The goal of this project is to build a next-word prediction application using text data from blogs, news articles, and Twitter. This milestone report describes the exploratory data analysis performed so far and outlines the plan for building the final prediction model and Shiny application.
The dataset consists of text from blogs, news, and Twitter. The following code loads these files into R.
blogs <- readLines("en_US.blogs.txt", encoding="UTF-8", skipNul=TRUE)
news <- readLines("en_US.news.txt", encoding="UTF-8", skipNul=TRUE)
twitter <- readLines("en_US.twitter.txt", encoding="UTF-8", skipNul=TRUE)
We calculate the number of lines and total words in each dataset.
library(stringi)
summary_table <- data.frame(
File = c("Blogs", "News", "Twitter"),
Lines = c(length(blogs), length(news), length(twitter)),
Words = c(
sum(stri_count_words(blogs)),
sum(stri_count_words(news)),
sum(stri_count_words(twitter))
)
)
summary_table
## File Lines Words
## 1 Blogs 899288 37546806
## 2 News 1010206 34761151
## 3 Twitter 2360148 30096690
The following histogram shows the distribution of line lengths in the blogs dataset.

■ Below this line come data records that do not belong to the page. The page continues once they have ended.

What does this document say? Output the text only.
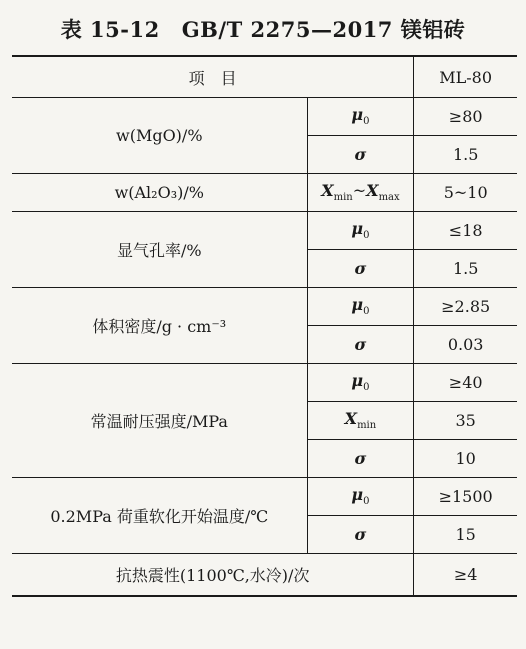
表 15-12 GB/T 2275—2017 镁铝砖
项　目		ML-80
w(MgO)/%	$\mu_0$	≥80
	σ	1.5
w(Al₂O₃)/%	$X_{min}\sim X_{max}$	5~10
显气孔率/%	$\mu_0$	≤18
	σ	1.5
体积密度/g · cm⁻³	$\mu_0$	≥2.85
	σ	0.03
常温耐压强度/MPa	$\mu_0$	≥40
	$X_{min}$	35
	σ	10
0.2MPa 荷重软化开始温度/℃	$\mu_0$	≥1500
	σ	15
抗热震性(1100℃,水冷)/次		≥4
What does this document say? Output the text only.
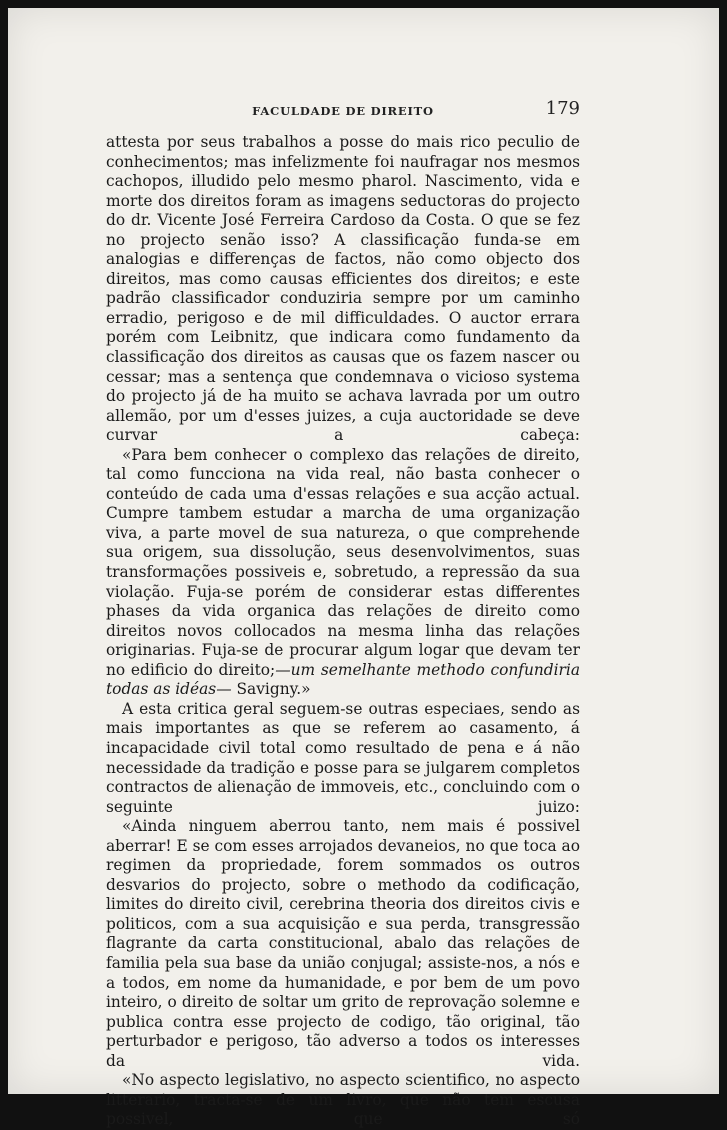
FACULDADE DE DIREITO	179

attesta por seus trabalhos a posse do mais rico peculio de conhecimentos; mas infelizmente foi naufragar nos mesmos cachopos, illudido pelo mesmo pharol. Nascimento, vida e morte dos direitos foram as imagens seductoras do projecto do dr. Vicente José Ferreira Cardoso da Costa. O que se fez no projecto senão isso? A classificação funda-se em analogias e differenças de factos, não como objecto dos direitos, mas como causas efficientes dos direitos; e este padrão classificador conduziria sempre por um caminho erradio, perigoso e de mil difficuldades. O auctor errara porém com Leibnitz, que indicara como fundamento da classificação dos direitos as causas que os fazem nascer ou cessar; mas a sentença que condemnava o vicioso systema do projecto já de ha muito se achava lavrada por um outro allemão, por um d'esses juizes, a cuja auctoridade se deve curvar a cabeça:

«Para bem conhecer o complexo das relações de direito, tal como funcciona na vida real, não basta conhecer o conteúdo de cada uma d'essas relações e sua acção actual. Cumpre tambem estudar a marcha de uma organização viva, a parte movel de sua natureza, o que comprehende sua origem, sua dissolução, seus desenvolvimentos, suas transformações possiveis e, sobretudo, a repressão da sua violação. Fuja-se porém de considerar estas differentes phases da vida organica das relações de direito como direitos novos collocados na mesma linha das relações originarias. Fuja-se de procurar algum logar que devam ter no edificio do direito;—um semelhante methodo confundiria todas as idéas— Savigny.»

A esta critica geral seguem-se outras especiaes, sendo as mais importantes as que se referem ao casamento, á incapacidade civil total como resultado de pena e á não necessidade da tradição e posse para se julgarem completos contractos de alienação de immoveis, etc., concluindo com o seguinte juizo:

«Ainda ninguem aberrou tanto, nem mais é possivel aberrar! E se com esses arrojados devaneios, no que toca ao regimen da propriedade, forem sommados os outros desvarios do projecto, sobre o methodo da codificação, limites do direito civil, cerebrina theoria dos direitos civis e politicos, com a sua acquisição e sua perda, transgressão flagrante da carta constitucional, abalo das relações de familia pela sua base da união conjugal; assiste-nos, a nós e a todos, em nome da humanidade, e por bem de um povo inteiro, o direito de soltar um grito de reprovação solemne e publica contra esse projecto de codigo, tão original, tão perturbador e perigoso, tão adverso a todos os interesses da vida.

«No aspecto legislativo, no aspecto scientifico, no aspecto litterario, tracta-se de um livro, que não tem escusa possivel, que só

blog_lengths <- stri_count_words(blogs)
hist(blog_lengths, breaks = 50, main = "Distribution of Blog Line Word Counts",
xlab = "Words per line")
The exploratory analysis shows that the text data contains millions of lines and tens of millions of words. The next step in this project will be to clean the text, build n-gram models, and use them to predict the next word in a sentence. A Shiny application will be developed to provide an interactive interface for users to input text and receive predicted next words.